From what I recall, I think the situation was that as long as JsonPlistParser is given a StreamReader then it either needs to read the whole thing into an array to use as a span, or do something like https://learn.microsoft.com/en-us/dotnet/standard/serialization/system-text-json/use-dom-utf8jsonreader-utf8jsonwriter?pivots=dotnet-7-0#read-from-a-stream-using-utf8jsonreader with chunks of data. (Maybe none of the files it's reading are big enough for it to be an issue though, just thought I'd query first)
Thanks for taking a look.
Yes, it's odd that the Utf8JsonReader
doesn't allow to read from a Stream
.
It seems that we need to do it manually ... Have a buffer and read chunks of bytes from the stream, let's say 2048 each time, and pass them to the Utf8JsonReader
as a span.
@Numpsy thanks for the effort in bringing System.Text.Json
to this project. Unfortunately, using the UtfJsonReader
to read from a stream is not trivial.
Probably we could go with the current changes, and let the JSONPListParser still use Newtonsoft, but I prefer not to rely on two different mechanisms (which involves downloading both NewtonSoft
+ System.Text.Json
from NuGet).
Probably the dotnet guys add a UtfJsonStreamReader
soon and we can revisit this stuff.
Hmm, that looks more complicated that the MS example :-(
Another possibility might be to see how it'd look using JsonDocument
instead of using the reader directly?
I gave a try to the MS example but I was unable to get it working.
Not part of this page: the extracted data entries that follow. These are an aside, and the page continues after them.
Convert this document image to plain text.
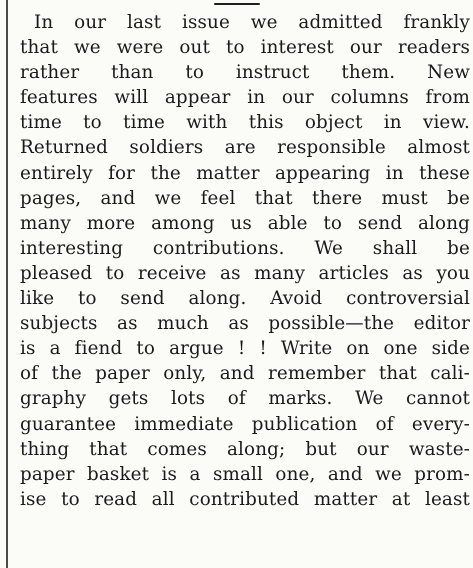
In our last issue we admitted frankly
that we were out to interest our readers
rather than to instruct them. New
features will appear in our columns from
time to time with this object in view.
Returned soldiers are responsible almost
entirely for the matter appearing in these
pages, and we feel that there must be
many more among us able to send along
interesting contributions. We shall be
pleased to receive as many articles as you
like to send along. Avoid controversial
subjects as much as possible—the editor
is a fiend to argue ! ! Write on one side
of the paper only, and remember that cali-
graphy gets lots of marks. We cannot
guarantee immediate publication of every-
thing that comes along; but our waste-
paper basket is a small one, and we prom-
ise to read all contributed matter at least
I also gave a try to the StackOverflow solution which is not trivial. Also getting exceptions there.
So I'm not confident this is going to work fine unless the dotnet guys release a official UtfJsonStreamReader
.
In the other hand, I'm not sure if we can get the tokens from the JsonDocument
, but unfortunately, it requires loading the whole JSON grammar in memory to later build the IRawGrammar
which doesn't sound like a good idea.
That being said, if you give it a try and you find a solution for it, please let me know :-)
I made a draft that uses System.Text.Json
to read the JSONPListParser
. Now is loading the whole bytes in memory (but it's working without exceptions. Not too bad since the biggest grammar is ~655KB.
But this is not an acceptable solution. A requirement for this PR to be merged would be read in chunks. If someone wants to take a look into it, it would be appreciated!
I'll try to give it another look next week
I found this old commit from when I was last playing with things, just in case it's of interest: https://github.com/Numpsy/TextMateSharp/commit/15b2cef0a492ce002acd40c00f8c3979fd65b6b4
I had a first go at making it read the data in chunks... I don't know if it's the best approach, but the unit tests are passing for me at least.
Refs https://github.com/danipen/TextMateSharp/issues/34
This is just replacing Newtonsoft.Json with System.Text.Json - it doesn't contain any of changes to the trimming related functionality mentioned in #34
Fixes #34